Je marchais sans but lorsque j’ouvris les yeux sur le monde. Tout était beau. La lumière, les bâtiments, les arbres, le mouvement, la nature. J’ai un photographe dans la tête. Ma tête est un appareil photo sans pellicule. Découvrir encore et encore, voilà du plaisir.

Alors on tend les doigts dans le vide, on a envie de faire corps avec la nature, que nos atomes se dissocient pour se mélanger avec l’air, avec la neige et la terre, en être le prolongement. En redevant poussières, c’est peut-être là que l’on se sent le mieux. L’homme, une machine moléculaire incomplète qui tend vers la complémentarité de la machine artificielle de métal et d’acier, jusqu’à sa substitution. Je préfère m’endormir sous un arbre, prendre racine au milieu de l’herbe sereine.

Un enregistreur, je suis une cassette sur laquelle on enregistre. Ma vie est un peu un tunnel noir dans lequel j’avance une bougie à la main. J’écris dans la chair mais tout s’oublie, se fane, s’estompe se délave. Tout s’écrit dans ma tête lorsque je marche, chaque pas s'efface. Je ne retrouve que quelques bribes, arrivé chez moi. Je suis une machine à écrire qui frappe dans le vide. Je n’ai plus d’encre, Une cartouche déchargée de poudre et de mémoire.

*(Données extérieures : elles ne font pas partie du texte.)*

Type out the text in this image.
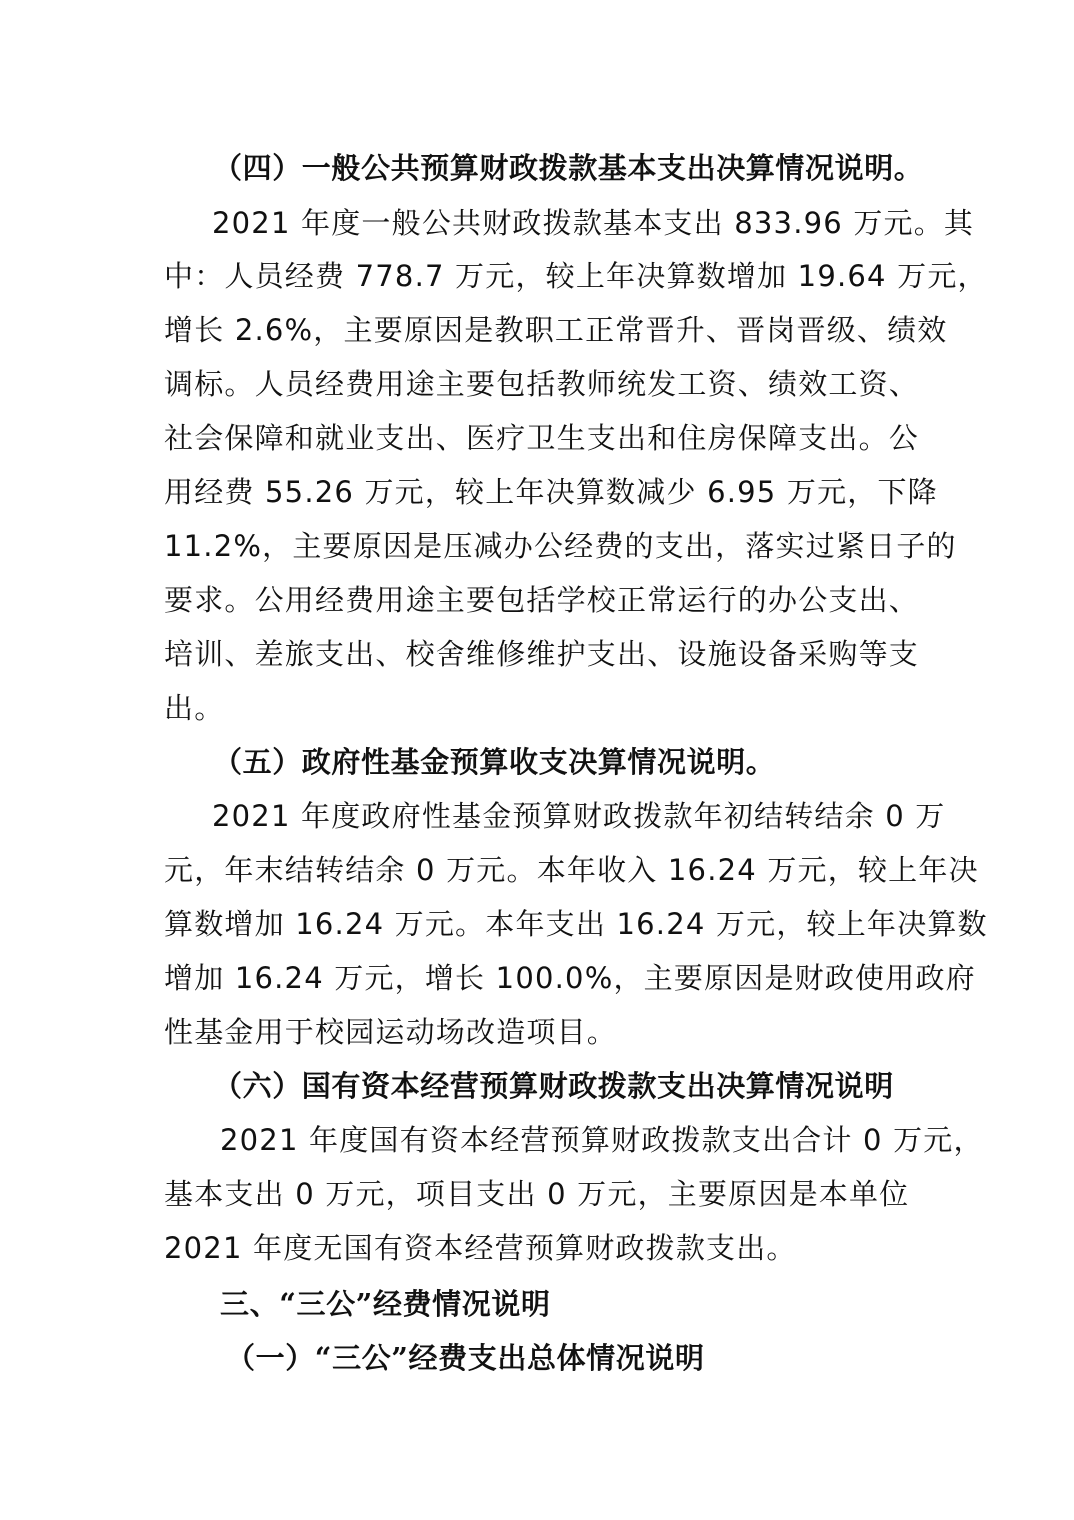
（四）一般公共预算财政拨款基本支出决算情况说明。
2021 年度一般公共财政拨款基本支出 833.96 万元。其
中：人员经费 778.7 万元，较上年决算数增加 19.64 万元，
增长 2.6%，主要原因是教职工正常晋升、晋岗晋级、绩效
调标。人员经费用途主要包括教师统发工资、绩效工资、
社会保障和就业支出、医疗卫生支出和住房保障支出。公
用经费 55.26 万元，较上年决算数减少 6.95 万元，下降
11.2%，主要原因是压减办公经费的支出，落实过紧日子的
要求。公用经费用途主要包括学校正常运行的办公支出、
培训、差旅支出、校舍维修维护支出、设施设备采购等支
出。
（五）政府性基金预算收支决算情况说明。
2021 年度政府性基金预算财政拨款年初结转结余 0 万
元，年末结转结余 0 万元。本年收入 16.24 万元，较上年决
算数增加 16.24 万元。本年支出 16.24 万元，较上年决算数
增加 16.24 万元，增长 100.0%，主要原因是财政使用政府
性基金用于校园运动场改造项目。
（六）国有资本经营预算财政拨款支出决算情况说明
2021 年度国有资本经营预算财政拨款支出合计 0 万元，
基本支出 0 万元，项目支出 0 万元，主要原因是本单位
2021 年度无国有资本经营预算财政拨款支出。
三、“三公”经费情况说明
（一）“三公”经费支出总体情况说明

« Il déambulait dans la ville. » Enfin dans ces phrases se trouvent, serrées, invisibles, des pensées par milliers.

04.05.2006

La gorge rose.

D'énormes ampoules blanches médusent mon esprit, avec leur longue traîne légère, trottinent et s'élèvent dans mon ciel aux piliers de chair.

Et dehors?
Ca racle le béton, c'est agaçant comme une pelle qui n’arrive plus à creuser.
Ce marteau piqueur répugnant dégouline de crachements graveleux.
Derrière le store aux mille pairs d’yeux ?
La lumière d’un jour certainement gris.
Mes circonvolutions râlent.

Quand prendrais-je le temps d'étendre son corps au soleil, les bras en pince à linge pour essorer tout mon amour?

Les lettres ont l’air si maigres comme si elles fondaient, absorbées par le grain du papier.
Je ne les ai pas assez nourries dernièrement.
Un alphabet chocolat.

Depuis le balcon de mon lit, suspendu à quelques lianes de lucidité, on peut voir gangrener à son pied, une ribambelle de papiers froissés, une forêt de fioles empoisonnées et un arctique de bandes dessinées.
Une terre de malades sans déchaînement.